Tatsächlich stellte sich der Kerl namens Anton als gar nicht so unsympathisch heraus. Die Unterhaltung mit ihm verlief gut und schnell ertappte Ricky sich dabei, dass ihm der vermutete Altersunterschied gar nicht so auffiel. Was waren schon ein paar Jahre? Sie waren schließlich beide keine Kinder mehr – das war alles, was zählte.

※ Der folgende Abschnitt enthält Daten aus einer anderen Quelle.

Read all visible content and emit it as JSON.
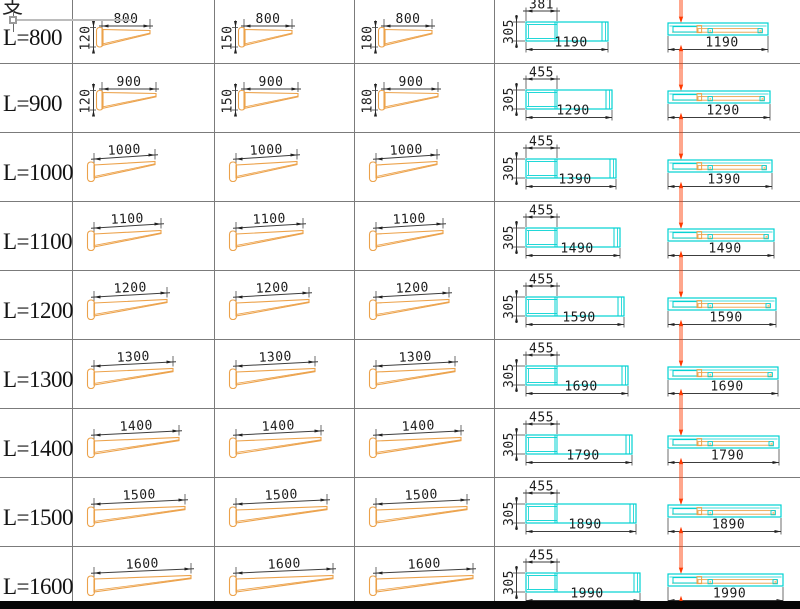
{
  "corner": {
    "character": "支"
  },
  "colors": {
    "beam_orange": "#ECA24B",
    "cyan": "#00D2D2",
    "red": "#FF3900",
    "dim_line": "#3c3c3c",
    "dim_text": "#1c1c1c",
    "grid": "#7b7b7b",
    "label_text": "#141414",
    "band": "#060606"
  },
  "rows": [
    {
      "label": "L=800",
      "beam_length": "800",
      "beam_heights": [
        "120",
        "150",
        "180"
      ],
      "plan": {
        "top": "381",
        "left": "305",
        "bottom": "1190"
      },
      "side": {
        "bottom": "1190"
      }
    },
    {
      "label": "L=900",
      "beam_length": "900",
      "beam_heights": [
        "120",
        "150",
        "180"
      ],
      "plan": {
        "top": "455",
        "left": "305",
        "bottom": "1290"
      },
      "side": {
        "bottom": "1290"
      }
    },
    {
      "label": "L=1000",
      "beam_length": "1000",
      "beam_heights": null,
      "plan": {
        "top": "455",
        "left": "305",
        "bottom": "1390"
      },
      "side": {
        "bottom": "1390"
      }
    },
    {
      "label": "L=1100",
      "beam_length": "1100",
      "beam_heights": null,
      "plan": {
        "top": "455",
        "left": "305",
        "bottom": "1490"
      },
      "side": {
        "bottom": "1490"
      }
    },
    {
      "label": "L=1200",
      "beam_length": "1200",
      "beam_heights": null,
      "plan": {
        "top": "455",
        "left": "305",
        "bottom": "1590"
      },
      "side": {
        "bottom": "1590"
      }
    },
    {
      "label": "L=1300",
      "beam_length": "1300",
      "beam_heights": null,
      "plan": {
        "top": "455",
        "left": "305",
        "bottom": "1690"
      },
      "side": {
        "bottom": "1690"
      }
    },
    {
      "label": "L=1400",
      "beam_length": "1400",
      "beam_heights": null,
      "plan": {
        "top": "455",
        "left": "305",
        "bottom": "1790"
      },
      "side": {
        "bottom": "1790"
      }
    },
    {
      "label": "L=1500",
      "beam_length": "1500",
      "beam_heights": null,
      "plan": {
        "top": "455",
        "left": "305",
        "bottom": "1890"
      },
      "side": {
        "bottom": "1890"
      }
    },
    {
      "label": "L=1600",
      "beam_length": "1600",
      "beam_heights": null,
      "plan": {
        "top": "455",
        "left": "305",
        "bottom": "1990"
      },
      "side": {
        "bottom": "1990"
      }
    }
  ]
}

„Und, was machst du so, wenn du nicht hier abhängst?“, fragte Anton mit einem Mal.
Ricky zuckte zusammen und nippte verlegen an seinem Glas. Es war ja nicht so, dass er sich für seinen Beruf schämte. Er mochte den Job, war gut darin und hatte immerhin einen Meisterbrief vorzuweisen. Trotzdem war Ricky nicht sicher, ob er ausgerechnet diese Frage gleich am Anfang beantworten – oder gar stellen – wollte.
„Ich ... arbeite im Laden meiner Tante“, meinte Rick ausweichend.
„Ah. Und als was?“, hakte Anton mit einem Lächeln nach. Trotzdem krampfte sich etwas in ihm zusammen.
„Schneider“, antwortete er schließlich und sah zu seinem Gesprächspartner hinüber.
Das kurze Auflachen Antons gefiel ihm nicht. Noch weniger mochte Ricky, wie sich sein Magen zusammenkrampfte. „Hätte ich jetzt nicht getippt.“
„Ach ja?“, knurrte er um Beherrschung bemüht zurück. So viel dazu, dass das funktionieren könnte.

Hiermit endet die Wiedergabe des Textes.